Did you know that there are many benefits from learning the piano other than the satisfaction of learning to play a musical instrument or being able to show off to friends and relatives?
Every time you sit down at the piano beneficial explosions are set off all over your brain. Should you have practiced enough you may appear to be calm and able to read the music perfectly. Your ability to move your hands skillfully over the keys will amaze but little will the spectator or you perhaps know what exactly is going on inside your brain.
How do we know this?
Well, in the last few decades, neuroscientists have become able to understand how our brains work by monitoring them in real time with machines measuring the brain activity. When placed in these machines the task a person is given such as a maths problems or reading can be observed in a specific location of the brain.
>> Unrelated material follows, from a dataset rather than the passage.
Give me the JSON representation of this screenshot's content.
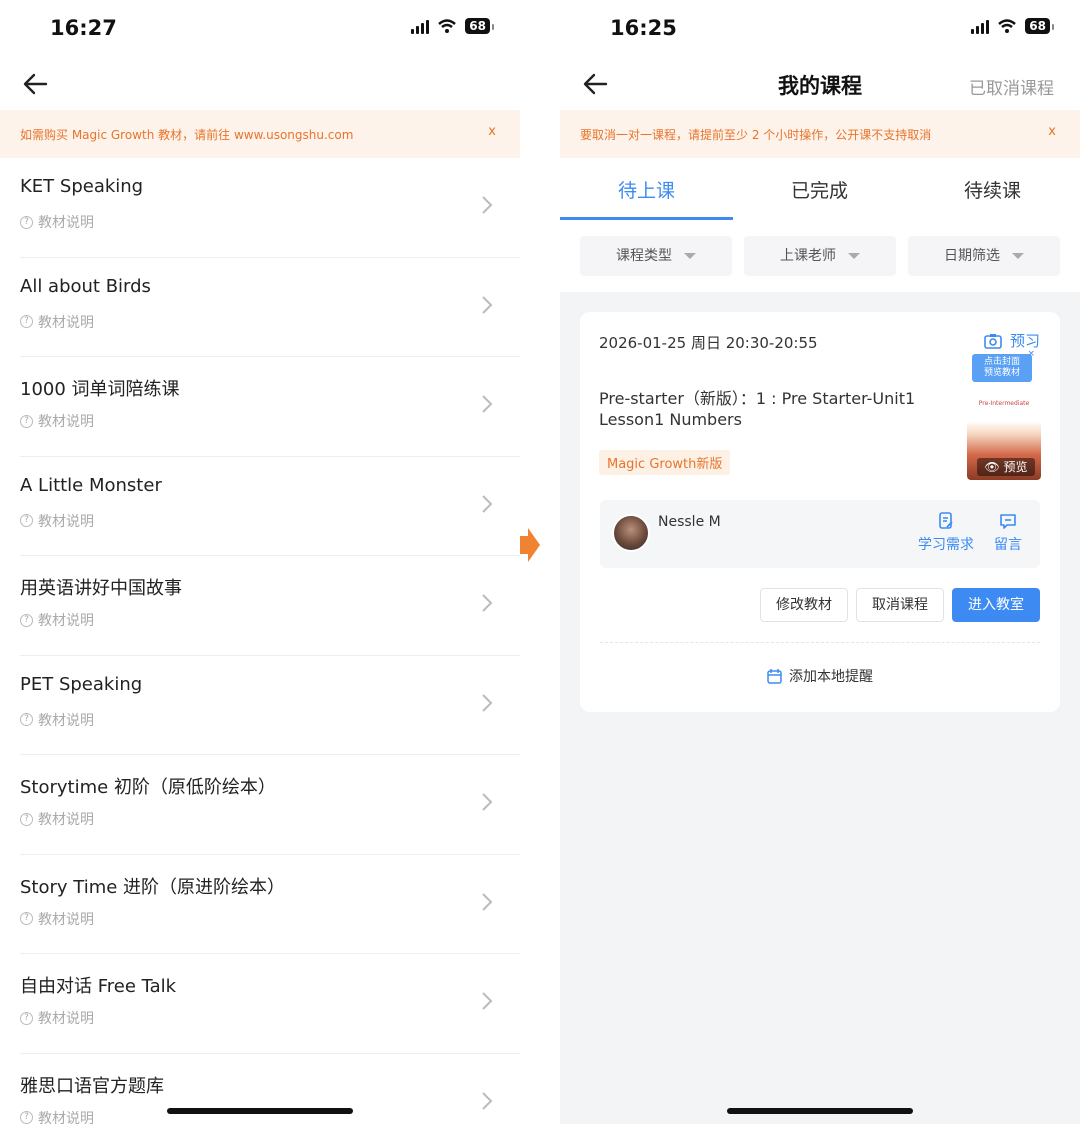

But when the researcher had the participant listen to music the WHOLE brain showed activity. The sound was seen to be being processed and broken down into individual elements such as melody and rhythm and then reconfigured into a musical experience. It’s extraordinary how quickly our brain can do this and how soon our body can move along with the music we experience.
The Musicians Experience
When, however, the person who was playing the instrument was observed the results were phenomenal. The whole brain was effected. The neuroscientists saw multiple areas of the brain became lit up as intricate and interrelated information was processed at incredibly fast speed.
Neuroscientists now believe that playing a musical instrument affect the visual, auditory and motor corteses of the brain.
And the self discipline and structured work effort needed to improve ones musical ability has an equal effect these brain functions and allows us to then apply this to other brain activities.
The Advantages For A Musician
Both hemispheres of the brain are required when playing music due to the motor skill being such an important brain function of a musician. The left side is responsible for the brains linguistic and mathematics skill and the right is recognised as the novel and creative side. The two hemispheres are bridged together by the corpus callosum which due to the greater motor skill of the musician has to become more involved to allow the passing of more information from one side of the brain to the other.
This may in turn benefit the musician by:
- Making their problem solving more effective and creative in both academic and social settings.
- Improve their ability to combine tasks and to plan with an attention to detail.
- Having advanced memory functions allowing them to create, store and retrieve information more quickly.
Are These Benefits Unique To Musicians
Neuroscientists have discovered that learning to play a musical instrument is different from any other activity, including other arts. Participants who entered a study with the same level of cognitive function and neural processing when exposed to a period of music learning had developed improvement in multiple brain areas compared to the others.
What are the disadvantages?
Well, the piano or any musical instrument can be hard to learn unless you are really gifted. If you are forced to learn any instrument I can see that it can no longer be as much fun. And if it becomes your profession then honestly I can only imagine that at times it becomes more than simply a fun hobby!
In a nutshell though I would say that if you are like me and play for your own personal satisfaction and challenging form of entertainment then there isn’t a disadvantage. It’s ultimately beneficial as well as extremely satisfying.
It also certainly helps put to rest the worries of the day.